DataChad - Advanced Q&A Using Large Language Models and Vector Databases

Introduction to DataChad V3

DataChad V3 is an innovative application designed to facilitate the process of asking questions about any data source using a blend of modern technologies. By integrating embeddings, vector databases, large language models, and langchains, it provides a robust platform for data interaction.

How Does It Work?

Creating Knowledge Bases: Users can upload any file or enter a path or URL to create Knowledge Bases. These bases can include multiple files of diverse types, formats, and content. Additionally, users can create Smart FAQs, which are organized lists of curated questions and answers.
Data Loading and Chunking: The data from these sources or files is loaded into the system and divided into smaller text document chunks to ease processing.
Embedding the Data: These text chunks are then transformed into embeddings. This process can be done using platforms like OpenAI or Hugging Face.
Storing Embeddings: The embeddings are stored as a vector dataset in Activeloop's database hub, ensuring efficient retrieval and storage.
Building a Langchain: A langchain is constructed by selecting a large language model (LLM), like gpt-3.5-turbo, along with multiple vector stores that act as knowledge bases, plus a unique smart FAQ vector store.
Question-Answering Process: When a user asks a question, the system embeds the input query and performs a similarity search across the vector stores. The results serve as context for the LLM, which generates an apt response.
Chat History: To enhance the user experience, the chat history is stored locally, mimicking a ChatGPT-style conversation.

Important Information

System Requirements: The application requires Python version 3.10 or higher.
Setup Instructions: For local execution or deployment, users need to copy a template environment file (.env.template) and set credentials. Alternatively, they can set system environment variables or store credentials in .streamlit/secrets.toml when hosting via Streamlit.
Configuration Adjustments: Users can modify configurations in datachad/backend/constants.py to enable advanced features.
Support and Contribution: If users encounter data loading issues, they are encouraged to open an Issue or Pull Request and contribute to the project.
Previous Versions: For users preferring the original functionality and UI, previous releases like V1 or V2 are available.
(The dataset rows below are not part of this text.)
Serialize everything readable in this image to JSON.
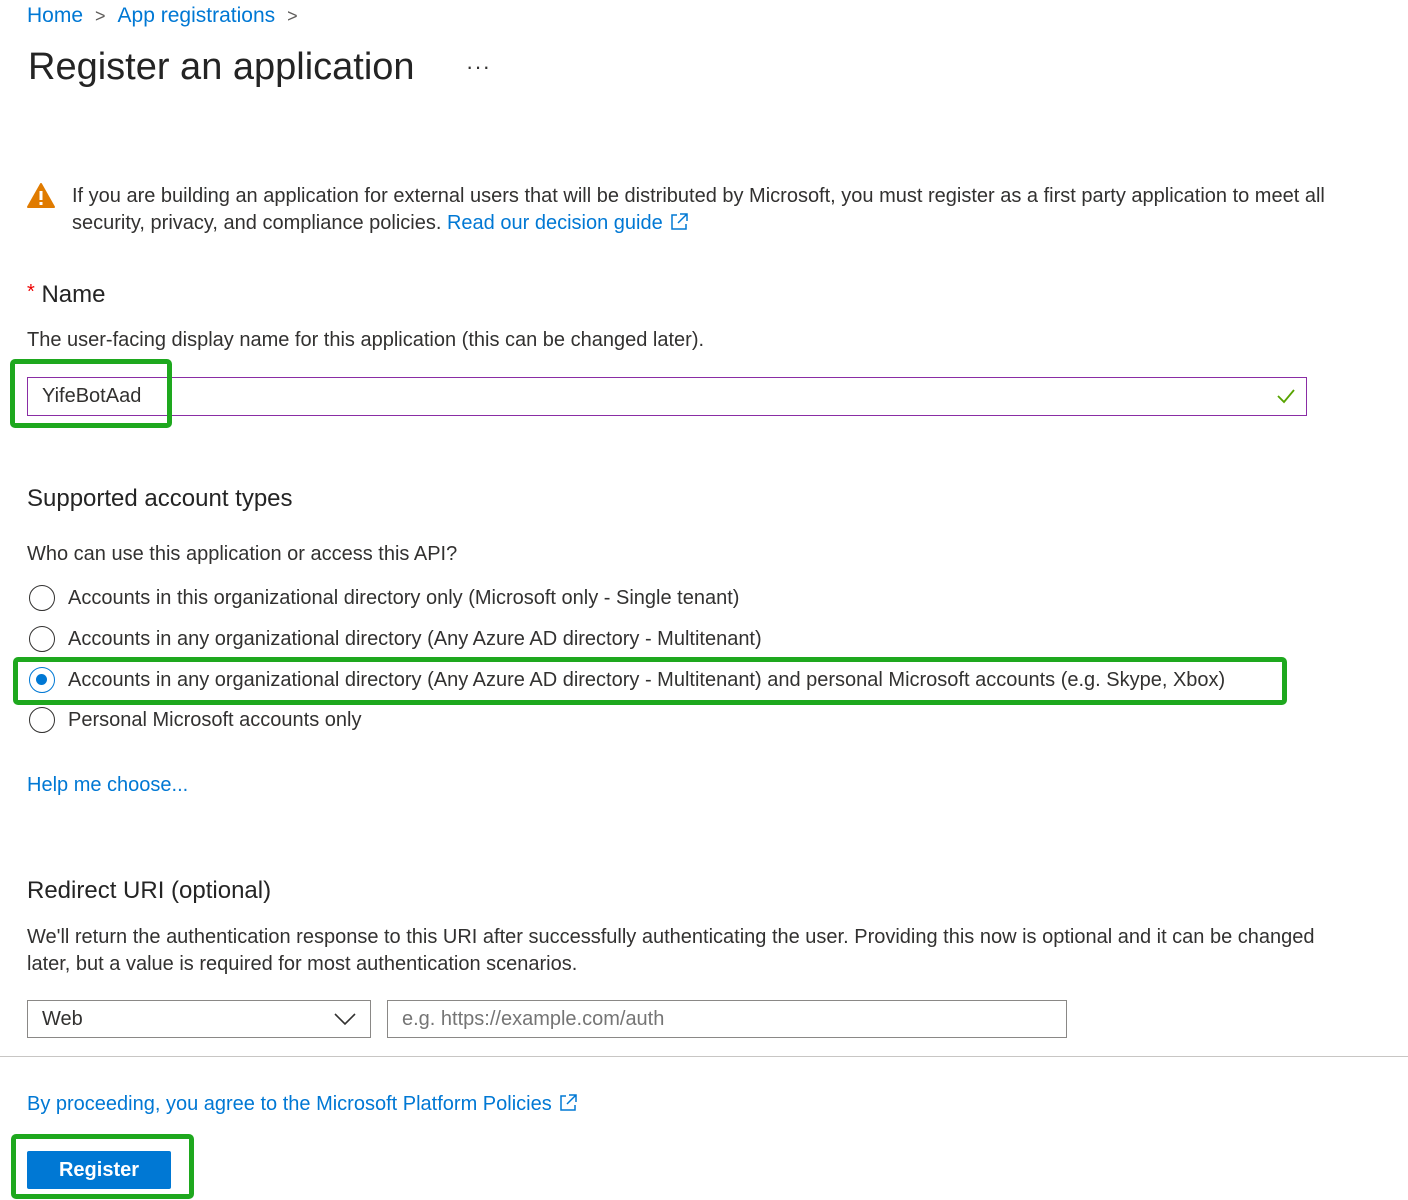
{
  "breadcrumb": [
    {
      "label": "Home"
    },
    {
      "label": "App registrations"
    }
  ],
  "page": {
    "title": "Register an application",
    "more_label": "···"
  },
  "warning": {
    "icon": "warning-icon",
    "text": "If you are building an application for external users that will be distributed by Microsoft, you must register as a first party application to meet all security, privacy, and compliance policies.",
    "link": "Read our decision guide"
  },
  "name": {
    "required_mark": "*",
    "label": "Name",
    "description": "The user-facing display name for this application (this can be changed later).",
    "value": "YifeBotAad",
    "valid_icon": "checkmark-icon"
  },
  "account_types": {
    "heading": "Supported account types",
    "question": "Who can use this application or access this API?",
    "options": [
      {
        "label": "Accounts in this organizational directory only (Microsoft only - Single tenant)",
        "selected": false
      },
      {
        "label": "Accounts in any organizational directory (Any Azure AD directory - Multitenant)",
        "selected": false
      },
      {
        "label": "Accounts in any organizational directory (Any Azure AD directory - Multitenant) and personal Microsoft accounts (e.g. Skype, Xbox)",
        "selected": true
      },
      {
        "label": "Personal Microsoft accounts only",
        "selected": false
      }
    ],
    "help_link": "Help me choose..."
  },
  "redirect": {
    "heading": "Redirect URI (optional)",
    "description": "We'll return the authentication response to this URI after successfully authenticating the user. Providing this now is optional and it can be changed later, but a value is required for most authentication scenarios.",
    "platform": "Web",
    "uri_placeholder": "e.g. https://example.com/auth"
  },
  "footer": {
    "policy_link": "By proceeding, you agree to the Microsoft Platform Policies",
    "register_label": "Register"
  },
  "colors": {
    "accent": "#0078d4",
    "highlight": "#1ea81e",
    "valid": "#57a300"
  }
}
Current Application Interface

DataChad V3 features an updated user interface designed to simplify user interactions.

DataChadV3 Interface

Contribution and Development Opportunities

The project is open to contributions, with several tasks available:

Refactoring utility loaders
Adding model and embedding options
Supporting fully local/private modes
Enabling multi-file uploads to a single dataset
Decoupling DataChad modules from Streamlit
Introducing smart FAQs
Implementing enhancements like user creation, asynchronous I/O, and more
Developing a frontend and possibly containerizing the app

The team welcomes contributors to address these tasks, contributing to the evolution of DataChad V3.